Отставшие пятеро уже были на подходе. Все они были вооружены саблями, только у одного в руках был бердыш.
Григорий оглядел снаряжение убитого им кромешника. Так и есть. За поясом у того был пистоль.
«Заряжен ли?» – подумал купец.
Но медлить было поздно. Он вытащил пистоль и направил на окружавших его людей.
– Эй ты, шелудивая труха! – крикнул один из них, тот, что нес бердыш. – Ты знаешь, что тебя ждет за убийство царского человека?
Они стояли с какой-то откровенной безучастностью, презрительно глядя на него, будто не верили, что он сможет оказать им сопротивление.
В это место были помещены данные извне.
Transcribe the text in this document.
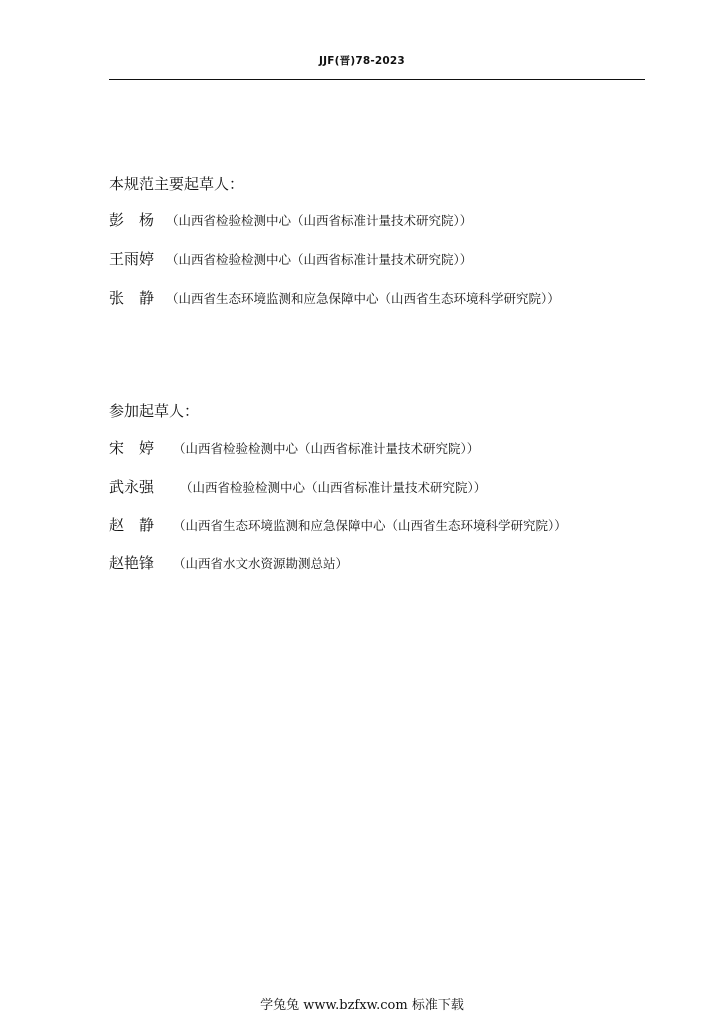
JJF(晋)78-2023
本规范主要起草人：
彭　杨 （山西省检验检测中心（山西省标准计量技术研究院））
王雨婷 （山西省检验检测中心（山西省标准计量技术研究院））
张　静 （山西省生态环境监测和应急保障中心（山西省生态环境科学研究院））
参加起草人：
宋　婷 （山西省检验检测中心（山西省标准计量技术研究院））
武永强 （山西省检验检测中心（山西省标准计量技术研究院））
赵　静 （山西省生态环境监测和应急保障中心（山西省生态环境科学研究院））
赵艳锋 （山西省水文水资源勘测总站）
学兔兔 www.bzfxw.com 标准下载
Слишком много людей было убито несколько недель тому назад в Твери, и большинство умирало в беспредельной покорности. Новгородцы пока не сознавали надвигавшейся на них смертельной опасности. Поэтому стрельцы привыкли, что никто ничего не спрашивает, все согласны и ждут. Когда они опечатывали дома по заранее приготовленному списку, хозяева в большинстве своем молчали. С царскими людьми не поспоришь. Было известно только, что ищут изменников.
Напряжение возрастало.
Стрельцы привыкли, что их появление вызывает смятение и ужас. Они просто шли и делали все, что хотели. И вот неизвестный прохожий убил главного в их маленьком отряде, коих были десятки, рассыпавшиеся по всему Новгороду.
– Вот не ждал, да ты сам напросился.
Купец прицелился в него и выстрелил.
Стрелец пошатнулся, раненный в грудь, и присел, выронив бердыш.
– Умираю, братцы…
Стрельцы бросились на Григория. Схватка была жестокой, но короткой. Купец был силен, но в ратном деле стрельцы были куда ловчее. К тому же их было больше. Вскоре Григорий упал, исколотый в нескольких местах, проклиная царя. Последней была мысль о жене.
– Слышал, как он о царе-то? – один из стрельцов, самый молодой, повернулся к остальным.
– Молчи ты, Трифон, – грубо оборвал его другой стрелец, кряжистый, плечистый, вытирая клинок о снег.
Этот стрелец, опытный ветеран многих сражений, по сути, и срубил купца.
– А Ефрем-то, честное слово, не ожидал, как он сгибнет, – сказал третий стрелец, глядя на убитого всадника.
– Промашку дал.
– Не думай про того плохо, пока самого не укусит блоха! Новгородцы озлобились, братцы, теперь каждый будет кидаться.